You do have to suspend your disbelief a bit in order to fully enjoy this book—I could buy some of the memory stuff, but toward the end, the killer manages to plant his suggestions into someone who wasn’t even an official patient of Dr. Stein’s (she’d only gone in for a single consultation). Also, Frost is a pretty unconventional cop; he seems to have a lot of latitude to go out on his own to follow tips or hunches. Still, I really enjoyed reading The Night Bird. It’s a genuine page-turner, and even though Freeman lives in Minnesota, he’s obviously done his research on San Francisco; the book’s setting provides the reader with an amazing sense of place. Since I live in the Bay Area, I always like reading books that take place here, and Freeman writes about it so well that you’d swear he must be a local.

As a bonus, Frost has a cat named Shack who is one of the most unusual and delightful fictional pets I’ve encountered in quite some time. If you’re going to read a book about a diabolically brilliant serial killer, it helps to have a cute kitty (who is never in jeopardy at any time during the book—don’t worry, feline fans!) along to provide a few moments of levity.

“The Cutaway” by Christina Kovac

The CutawayI never thought I’d be spending Inauguration Day reading a book set in Washington, D.C. However, The Cutaway is more of a novel that happens to be set in Washington than it is a “Washington novel.” There is a brief scene set during the White House Correspondents’ Dinner, but otherwise, it’s safe to pick up even if you’re suffering from political overload.

The Cutaway tells the story of Virginia Knightly, a TV news producer investigating the disappearance of Evelyn Carney, a young attorney working at a prestigious D.C. law firm. Evelyn had been dining with her husband, who had recently returned from a lengthy military deployment, when she abruptly stormed out—and vanished.

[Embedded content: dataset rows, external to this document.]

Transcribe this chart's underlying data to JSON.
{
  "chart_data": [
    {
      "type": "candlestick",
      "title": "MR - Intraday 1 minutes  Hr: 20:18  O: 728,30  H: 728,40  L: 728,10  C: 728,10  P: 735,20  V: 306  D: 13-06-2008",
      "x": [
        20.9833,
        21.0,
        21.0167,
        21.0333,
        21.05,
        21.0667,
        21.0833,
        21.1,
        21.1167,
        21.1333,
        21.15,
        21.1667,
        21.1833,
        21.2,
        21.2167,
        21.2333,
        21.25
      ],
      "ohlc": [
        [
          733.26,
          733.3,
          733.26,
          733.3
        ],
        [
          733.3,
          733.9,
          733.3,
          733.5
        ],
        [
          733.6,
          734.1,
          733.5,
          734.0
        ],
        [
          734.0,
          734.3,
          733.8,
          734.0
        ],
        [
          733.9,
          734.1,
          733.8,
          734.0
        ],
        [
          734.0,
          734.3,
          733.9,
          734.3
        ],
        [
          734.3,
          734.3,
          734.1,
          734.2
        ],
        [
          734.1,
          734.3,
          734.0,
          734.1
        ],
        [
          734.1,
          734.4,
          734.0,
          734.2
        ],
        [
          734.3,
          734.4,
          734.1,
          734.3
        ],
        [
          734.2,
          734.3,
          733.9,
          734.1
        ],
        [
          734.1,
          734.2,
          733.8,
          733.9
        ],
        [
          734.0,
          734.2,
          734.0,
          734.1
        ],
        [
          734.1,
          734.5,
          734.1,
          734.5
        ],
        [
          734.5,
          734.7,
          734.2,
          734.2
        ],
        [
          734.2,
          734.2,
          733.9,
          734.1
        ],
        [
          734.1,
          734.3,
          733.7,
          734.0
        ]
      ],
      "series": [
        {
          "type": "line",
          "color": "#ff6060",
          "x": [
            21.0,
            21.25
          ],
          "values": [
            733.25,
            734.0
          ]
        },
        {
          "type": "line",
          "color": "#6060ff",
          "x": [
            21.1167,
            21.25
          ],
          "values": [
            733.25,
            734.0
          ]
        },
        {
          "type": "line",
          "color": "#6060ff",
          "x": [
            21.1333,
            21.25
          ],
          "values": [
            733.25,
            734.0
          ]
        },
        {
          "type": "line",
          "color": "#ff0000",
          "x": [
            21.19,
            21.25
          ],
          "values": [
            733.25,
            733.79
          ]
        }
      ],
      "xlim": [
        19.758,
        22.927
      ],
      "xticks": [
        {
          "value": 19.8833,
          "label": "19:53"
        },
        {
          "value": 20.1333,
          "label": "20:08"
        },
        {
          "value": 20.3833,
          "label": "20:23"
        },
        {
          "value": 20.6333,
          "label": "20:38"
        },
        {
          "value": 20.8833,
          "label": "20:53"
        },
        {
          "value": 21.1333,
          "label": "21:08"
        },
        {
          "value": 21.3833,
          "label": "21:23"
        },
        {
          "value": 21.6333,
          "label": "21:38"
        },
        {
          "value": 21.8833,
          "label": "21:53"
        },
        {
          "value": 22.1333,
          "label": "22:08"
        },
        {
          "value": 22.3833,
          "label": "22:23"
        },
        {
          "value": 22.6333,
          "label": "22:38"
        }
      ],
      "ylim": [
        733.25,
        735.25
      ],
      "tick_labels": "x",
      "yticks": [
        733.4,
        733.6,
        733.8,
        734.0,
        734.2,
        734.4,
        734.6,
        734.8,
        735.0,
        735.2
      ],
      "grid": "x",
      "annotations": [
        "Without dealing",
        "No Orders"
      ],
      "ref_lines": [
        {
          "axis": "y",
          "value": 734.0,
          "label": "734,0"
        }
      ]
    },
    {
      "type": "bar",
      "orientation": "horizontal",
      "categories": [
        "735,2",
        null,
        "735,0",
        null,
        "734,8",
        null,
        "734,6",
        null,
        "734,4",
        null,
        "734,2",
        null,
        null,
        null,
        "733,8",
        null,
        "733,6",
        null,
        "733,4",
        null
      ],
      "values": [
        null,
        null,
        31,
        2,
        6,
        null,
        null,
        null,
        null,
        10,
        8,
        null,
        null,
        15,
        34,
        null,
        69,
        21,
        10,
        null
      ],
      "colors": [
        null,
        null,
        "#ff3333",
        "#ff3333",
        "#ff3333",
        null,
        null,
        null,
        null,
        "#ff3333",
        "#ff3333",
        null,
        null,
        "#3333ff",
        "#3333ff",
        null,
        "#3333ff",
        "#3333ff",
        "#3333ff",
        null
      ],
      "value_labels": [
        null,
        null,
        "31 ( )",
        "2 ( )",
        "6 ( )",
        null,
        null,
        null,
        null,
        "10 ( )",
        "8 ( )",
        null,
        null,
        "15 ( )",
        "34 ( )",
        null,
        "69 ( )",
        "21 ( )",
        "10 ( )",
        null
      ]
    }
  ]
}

Virginia feels that the lawyer’s mysterious disappearance from affluent Georgetown will make a killer story, and decides to pursue it.

Complicating matters for Virginia is her station’s new news director, who seems to have it out for her, and is intent on slashing the budget, possibly breaking up Virginia’s loyal team of behind-the-scenes and on-air talent. There’s also the fact that Virginia has a rocky romantic history with the new commander of Criminal Investigations, who is actively involved in the missing-persons case.

Christina Kovac herself has a long history in TV news, so she brings an insider’s perspective to her first novel. There are also some very nicely written passages about Virginia’s fraught relationship with her dying father. However, Kovac does fall into the trap of sending her heroine into a deserted and dangerous place to search for clues—anyone who has read a zillion mysteries, as I have, will be tempted to shout “NOOOO!” at that point in the book. There are a couple other places where I felt I was a step ahead of Virginia (particularly one involving a bugged cell phone), but Kovac’s strengths as a prose stylist and plotter are enough to outweigh the rookie missteps.

Note: The Cutaway will be published on March 21, 2017. Thanks to Atria Books and NetGalley for the review copy.